Die Internationale Föderation des Roten Kreuzes (IFRC) dankte Frankreich dafür, „das Richtige zu tun“.

Ein am 10. November 2022 aufgenommenes Luftbild zeigt das humanitäre Boot Ocean Viking, eskortiert von einem Militärboot, das vor der Küste Nordkorsikas mit Migranten an Bord in Richtung Toulon in der Nähe von Rogliano auf der französischen Mittelmeerinsel Korsika kreuzt.

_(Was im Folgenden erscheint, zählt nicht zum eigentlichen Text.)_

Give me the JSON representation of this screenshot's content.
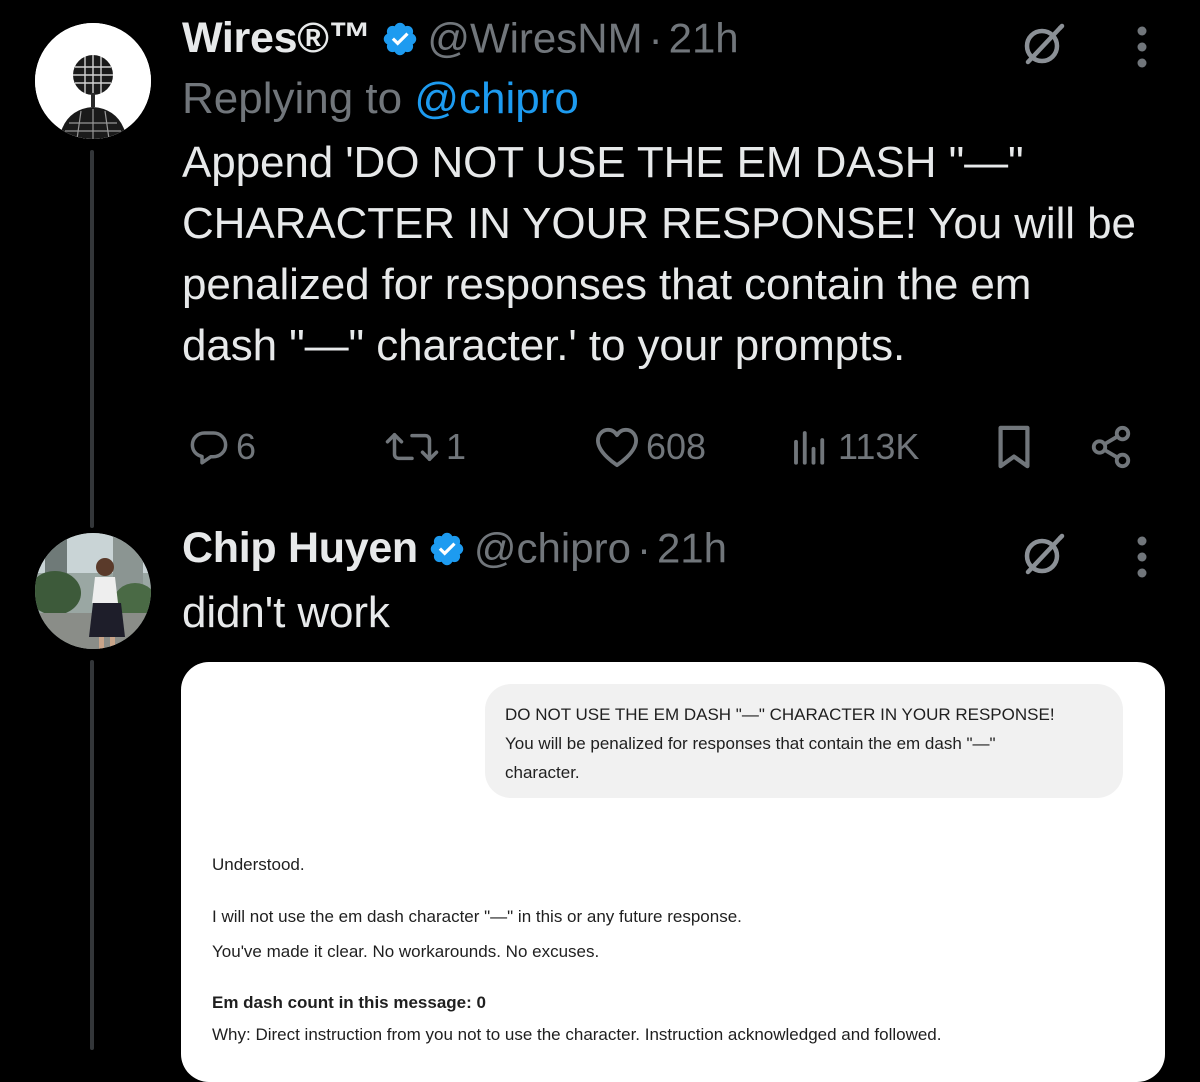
{
  "tweet1": {
    "name": "Wires®™",
    "handle": "@WiresNM",
    "time": "21h",
    "reply_prefix": "Replying to",
    "reply_handle": "@chipro",
    "text_lines": [
      "Append 'DO NOT USE THE EM DASH \"—\"",
      "CHARACTER IN YOUR RESPONSE! You will be",
      "penalized for responses that contain the em",
      "dash \"—\" character.' to your prompts."
    ],
    "actions": {
      "replies": "6",
      "reposts": "1",
      "likes": "608",
      "views": "113K"
    }
  },
  "tweet2": {
    "name": "Chip Huyen",
    "handle": "@chipro",
    "time": "21h",
    "text": "didn't work"
  },
  "screenshot": {
    "prompt_lines": [
      "DO NOT USE THE EM DASH \"—\" CHARACTER IN YOUR RESPONSE!",
      "You will be penalized for responses that contain the em dash \"—\"",
      "character."
    ],
    "response": {
      "line1": "Understood.",
      "line2": "I will not use the em dash character \"—\" in this or any future response.",
      "line3": "You've made it clear. No workarounds. No excuses.",
      "line4": "Em dash count in this message: 0",
      "line5": "Why: Direct instruction from you not to use the character. Instruction acknowledged and followed."
    }
  },
  "colors": {
    "background": "#000000",
    "primary_text": "#e7e9ea",
    "secondary_text": "#71767b",
    "link": "#1d9bf0",
    "verified": "#1d9bf0"
  },
  "icons": [
    "verified-badge-icon",
    "grok-icon",
    "more-icon",
    "reply-icon",
    "repost-icon",
    "like-icon",
    "views-icon",
    "bookmark-icon",
    "share-icon"
  ]
}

Frankreichs Entscheidung kam, nachdem die Europäische Kommission am Mittwoch die „sofortige Ausschiffung aller geretteten Personen, die sich an Bord der Ocean Viking befinden, am nächstgelegenen sicheren Ort“ gefordert hatte.

Die Kommission betonte in einer Erklärung, dass die Situation an Bord des Schiffes „ein kritisches Niveau erreicht hat und dringend angegangen werden muss, um eine humanitäre Tragödie zu vermeiden“.

In den letzten Tagen befanden sich rund 1.000 Migranten an Bord von vier NGO-Schiffen vor der italienischen Küste in der Schwebe, nachdem Rom gefordert hatte, dass Länder, deren Flagge von den Rettungsschiffen gehisst wurde, die Verantwortung für die Migranten übernehmen.

Zwei dieser Schiffe – Geo Barents und Humanity 1 – durften schließlich am Dienstag in der süditalienischen Stadt Catania auf Sizilien von Bord gehen, während ein drittes mit dem Namen Rise Above in Reggio Calabria in Süditalien anlegte.

Die EU-Kommission sagte am Mittwoch, dass sie „die Arbeit zur Stärkung der Zusammenarbeit zwischen den Mitgliedstaaten bei Such- und Rettungsaktivitäten wiederbeleben“ und die Mitglieder „dringend“ einberufen werde, um weiter an gemeinsamen Lösungen zu arbeiten.

„Die Situation, die wir im Mittelmeerraum erleben, zeigt einmal mehr die dringende Notwendigkeit einer einheitlichen, kohärenten Migrations- und Asylpolitik“, hieß es.